Je poursuis mon tour d'horizon (au long cours) des écrivains témoins de la première guerre mondiale et qui ont écrit sur le sujet. John Dos Passos fut mon premier américain, mais pas le dernier, puisque Compagnie K de William March attend sagement sur ma pile à lire.
Nous voici donc en compagnie des soldats Fuselli, Chrisfield et Andrews, que nous allons suivre de leur mobilisation ou de leur engagement en 1917, jusqu'aux combats de 1918 (à peine abordés, l'armistice étant signé à peine à la moitié d'un livre bien long), puis enfin en 1919 alors que leur hiérarchie les maintient en France pour "l'armée d'occupation" (de l'Allemagne) ou d'autres motivations qu'elle se garde bien de leur donner, et cette opacité est un trait commun à toutes les autres armées belligérantes.

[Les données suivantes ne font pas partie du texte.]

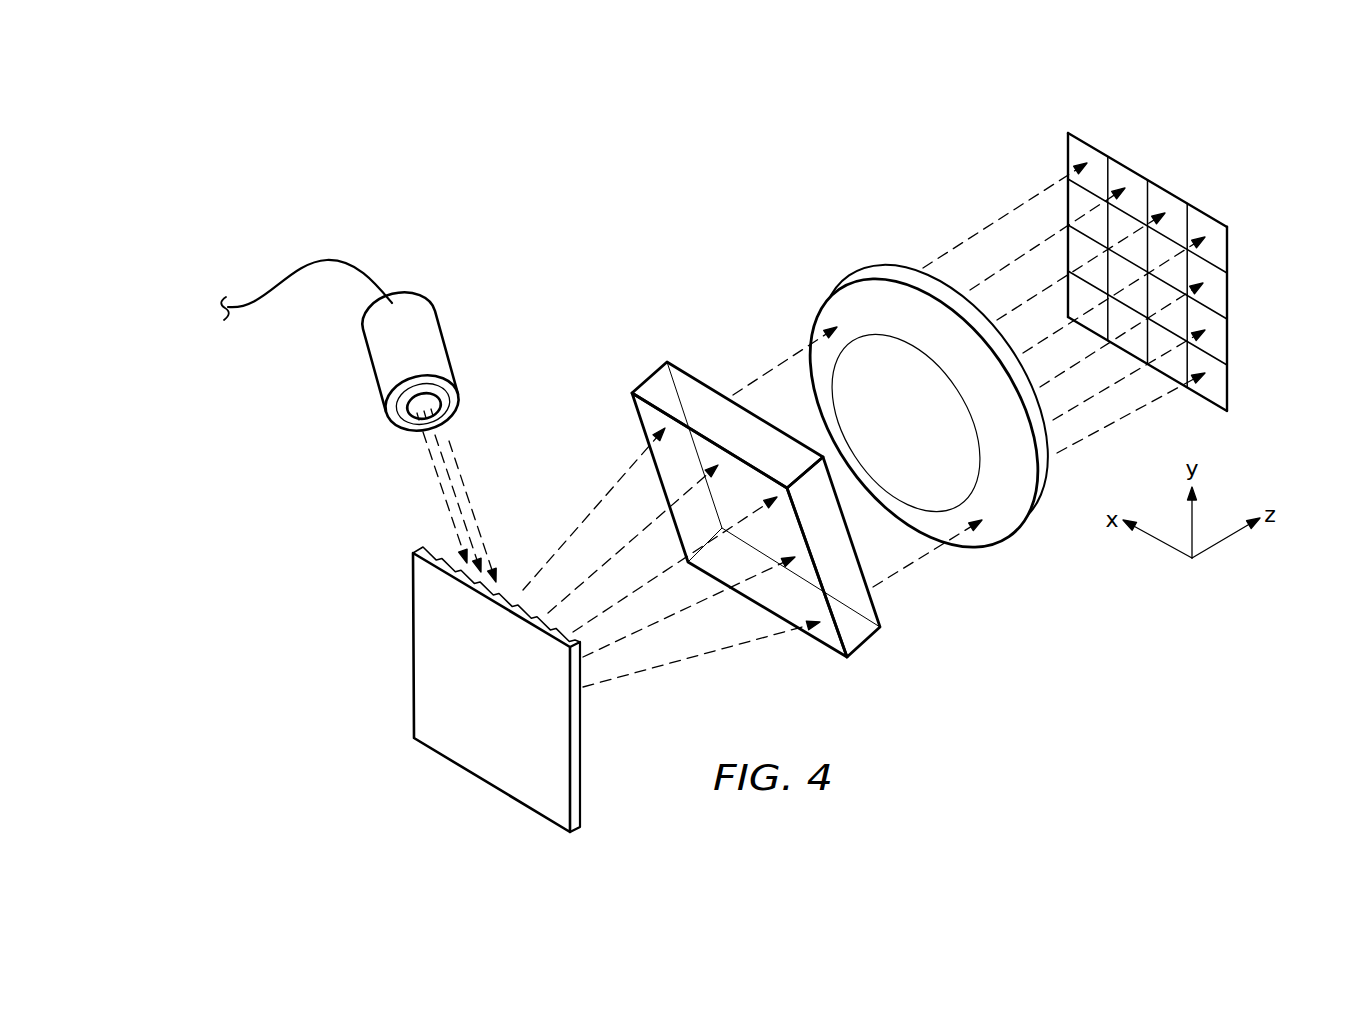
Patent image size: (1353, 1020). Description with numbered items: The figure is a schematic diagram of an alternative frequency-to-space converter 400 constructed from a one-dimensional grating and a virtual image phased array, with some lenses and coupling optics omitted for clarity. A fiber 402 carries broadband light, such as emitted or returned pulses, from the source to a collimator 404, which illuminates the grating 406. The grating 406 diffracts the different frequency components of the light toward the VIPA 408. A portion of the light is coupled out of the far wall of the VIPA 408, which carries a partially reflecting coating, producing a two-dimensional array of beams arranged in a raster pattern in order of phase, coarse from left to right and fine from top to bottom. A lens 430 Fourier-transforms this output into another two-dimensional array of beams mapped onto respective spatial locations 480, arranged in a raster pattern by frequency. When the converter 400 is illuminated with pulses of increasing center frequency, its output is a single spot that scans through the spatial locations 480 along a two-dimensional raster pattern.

The frequency-to-space converter 400 is at (612, 150).
The fiber 402 is at (327, 259).
The collimator 404 is at (373, 378).
The 1D grating 406 is at (485, 767).
The virtual image phased array (VIPA) 408 is at (857, 632).
The lens 430 is at (1000, 531).
The spatial locations 480 is at (1174, 166).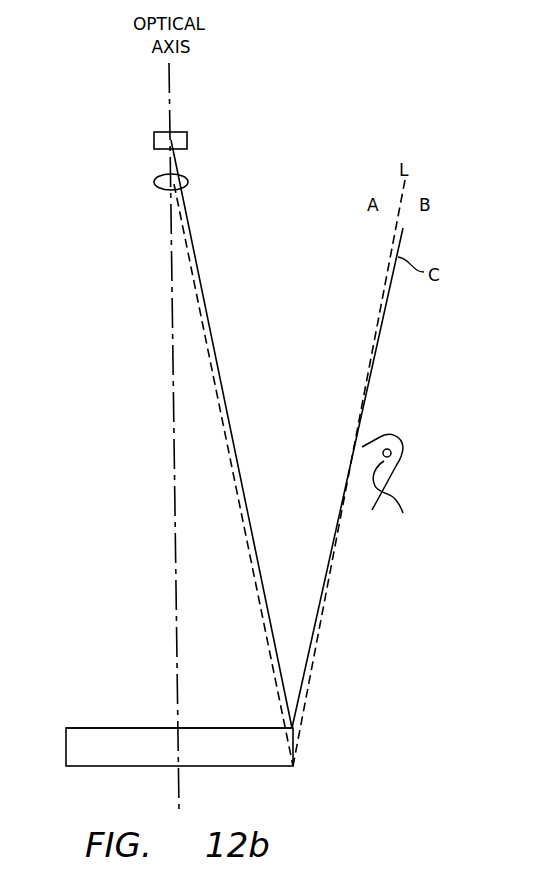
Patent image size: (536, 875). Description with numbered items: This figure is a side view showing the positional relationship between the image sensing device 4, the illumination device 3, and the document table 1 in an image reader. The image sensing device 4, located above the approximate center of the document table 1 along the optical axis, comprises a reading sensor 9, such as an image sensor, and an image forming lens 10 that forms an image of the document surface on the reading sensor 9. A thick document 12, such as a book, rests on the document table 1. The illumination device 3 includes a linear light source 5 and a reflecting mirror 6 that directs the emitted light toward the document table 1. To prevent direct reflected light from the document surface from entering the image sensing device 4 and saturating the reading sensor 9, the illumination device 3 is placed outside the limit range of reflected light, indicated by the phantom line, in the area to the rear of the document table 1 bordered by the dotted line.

Enfin très exactement, c'est surtout Andrews que nous allons suivre, les autres s'effaçant progressivement et n'étant bientôt plus évoqués que de loin en loin, et même très loin pour Fuselli, dont on ne saura même pas ce qu'il est devenu, et c'est dommage car son côté "carriériste" était assez intéressant et changeait de la désinvolture des deux autres.
Il s'agit d'un roman clairement engagé dans la veine pacifiste, antimilitariste et anticléricale. L'armée et les hommes d'église en prennent pour leur grade de façon parfois assez savoureuse, et d'une façon ou d'une autre, les trois protagonistes finissent tous par déserter, chacun pour une raison qui leur est propre. Andrews, anarchiste notoire, n'hésite pas à sympathiser pour les manifestations pro-bolcheviques de 1919, dans des passages qui m'ont semblé particulièrement intéressants.
Il semblerait que ce livre, écrit par un ambulancier engagé volontaire avant même l'entrée en guerre de son pays, ait eu beaucoup de succès aux US en 1921, ce qui ne laisse pas d'étonner quand on voit son niveau d'athéisme et d'antimilitarisme, dans un pays réputé pour son patriotisme et son obsession religieuse.
Malgré ces points d'intérêt, l'ensemble de cette lecture ne fut pas une expérience des plus agréables, hélas.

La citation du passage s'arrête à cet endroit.